Wednesday, November 12, 2008

Indexing for Efficient SPARQL

Another interesting way of indexing triples: A role-free approach to indexing large RDF data dets in secondary memory for efficient SPARQL evaluation "We propose a simple Three-way Triple Tree (TripleT) secondary-memory indexing technique to facilitate efficient SPARQL query evaluation on such data sets. The novelty of TripleT is that (1) the index is built over the atoms occurring in the data set, rather than at a coarser granularity, such as whole triples occurring in the data set; and (2) the atoms are indexed regardless of the roles (i.e., subjects, predicates, or objects) they play in the triples of the data set. We show through extensive empirical evaluation that TripleT exhibits multiple orders of magnitude improvement over the state of the art on RDF indexing, in terms of both storage and query processing costs."
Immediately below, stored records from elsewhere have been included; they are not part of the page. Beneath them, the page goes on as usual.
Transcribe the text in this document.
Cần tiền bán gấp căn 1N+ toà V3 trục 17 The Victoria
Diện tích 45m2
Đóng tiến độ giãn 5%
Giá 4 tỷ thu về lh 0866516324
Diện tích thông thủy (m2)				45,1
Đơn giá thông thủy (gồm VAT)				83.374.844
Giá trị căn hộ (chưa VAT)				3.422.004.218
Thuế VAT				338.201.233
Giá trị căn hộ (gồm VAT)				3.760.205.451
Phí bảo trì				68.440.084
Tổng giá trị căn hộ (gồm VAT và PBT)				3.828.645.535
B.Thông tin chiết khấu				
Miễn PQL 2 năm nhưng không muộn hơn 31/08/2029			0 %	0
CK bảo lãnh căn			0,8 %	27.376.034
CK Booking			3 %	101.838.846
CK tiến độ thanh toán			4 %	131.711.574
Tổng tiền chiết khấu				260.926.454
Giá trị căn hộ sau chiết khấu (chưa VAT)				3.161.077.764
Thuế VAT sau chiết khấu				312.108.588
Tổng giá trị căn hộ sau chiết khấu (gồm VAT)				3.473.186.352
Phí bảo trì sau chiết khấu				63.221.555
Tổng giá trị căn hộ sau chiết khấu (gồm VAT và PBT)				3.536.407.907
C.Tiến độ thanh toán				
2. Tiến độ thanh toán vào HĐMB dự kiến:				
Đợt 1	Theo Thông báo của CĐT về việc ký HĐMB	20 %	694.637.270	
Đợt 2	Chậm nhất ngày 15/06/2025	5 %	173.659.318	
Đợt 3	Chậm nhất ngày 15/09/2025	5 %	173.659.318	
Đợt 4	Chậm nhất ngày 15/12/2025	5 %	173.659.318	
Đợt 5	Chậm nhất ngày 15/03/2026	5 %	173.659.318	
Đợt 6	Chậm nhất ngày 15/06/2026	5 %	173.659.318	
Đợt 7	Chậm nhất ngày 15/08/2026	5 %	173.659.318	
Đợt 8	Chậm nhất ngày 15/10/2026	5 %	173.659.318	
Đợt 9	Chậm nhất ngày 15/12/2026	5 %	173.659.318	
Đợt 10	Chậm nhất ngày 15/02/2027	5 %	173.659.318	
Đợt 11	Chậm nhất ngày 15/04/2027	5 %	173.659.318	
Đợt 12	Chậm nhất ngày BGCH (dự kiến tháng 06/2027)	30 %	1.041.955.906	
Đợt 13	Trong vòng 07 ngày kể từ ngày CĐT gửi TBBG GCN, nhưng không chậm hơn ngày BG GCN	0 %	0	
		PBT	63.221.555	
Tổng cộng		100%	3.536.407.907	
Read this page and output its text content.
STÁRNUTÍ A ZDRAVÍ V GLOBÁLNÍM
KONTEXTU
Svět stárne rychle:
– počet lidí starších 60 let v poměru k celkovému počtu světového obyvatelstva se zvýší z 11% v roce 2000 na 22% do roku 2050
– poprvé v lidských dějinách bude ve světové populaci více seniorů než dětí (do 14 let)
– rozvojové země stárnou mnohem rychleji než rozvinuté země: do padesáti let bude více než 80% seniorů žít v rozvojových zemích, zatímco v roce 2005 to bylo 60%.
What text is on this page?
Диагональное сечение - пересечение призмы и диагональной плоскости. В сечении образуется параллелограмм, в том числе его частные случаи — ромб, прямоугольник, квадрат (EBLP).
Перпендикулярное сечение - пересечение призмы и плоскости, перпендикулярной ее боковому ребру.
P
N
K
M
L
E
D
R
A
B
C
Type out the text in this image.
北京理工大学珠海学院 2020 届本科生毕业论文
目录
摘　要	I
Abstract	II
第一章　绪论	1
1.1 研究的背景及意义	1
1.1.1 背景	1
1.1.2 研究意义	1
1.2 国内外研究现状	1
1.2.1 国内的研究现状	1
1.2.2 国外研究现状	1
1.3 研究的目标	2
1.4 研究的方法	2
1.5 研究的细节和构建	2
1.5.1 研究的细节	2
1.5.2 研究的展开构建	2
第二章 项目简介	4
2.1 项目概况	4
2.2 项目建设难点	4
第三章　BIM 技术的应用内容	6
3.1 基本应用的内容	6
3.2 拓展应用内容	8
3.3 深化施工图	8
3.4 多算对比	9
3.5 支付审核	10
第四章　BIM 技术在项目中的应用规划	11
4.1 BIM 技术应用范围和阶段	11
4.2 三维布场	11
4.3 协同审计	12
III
While looking around at arXiv I did a quick search and found two more interesting papers that seems related to a previous discussion on how the Semantic Web needs it's own programming language or I would say at least a way to process the web of data, both by Marko A. Rodriguez: "The RDF Virtual Machine" and "A Distributed Process Infrastructure for a Distributed Data Structure".

1 comment:

Anonymous said...

On the topic of a better language for the Semantic Web, I agree one is needed and am planning one of my own.

An intermediate step is Adenine which was developed as part of Haystack.

Recently I extricated Adenine from Haystack/Hayloft and packaged it up with for the JSR-223 Java Scripting Engine API. You can try it out quite easily using IFCX Wings. The Adenine Tutorial converted to IFCX Wings is available from SVN.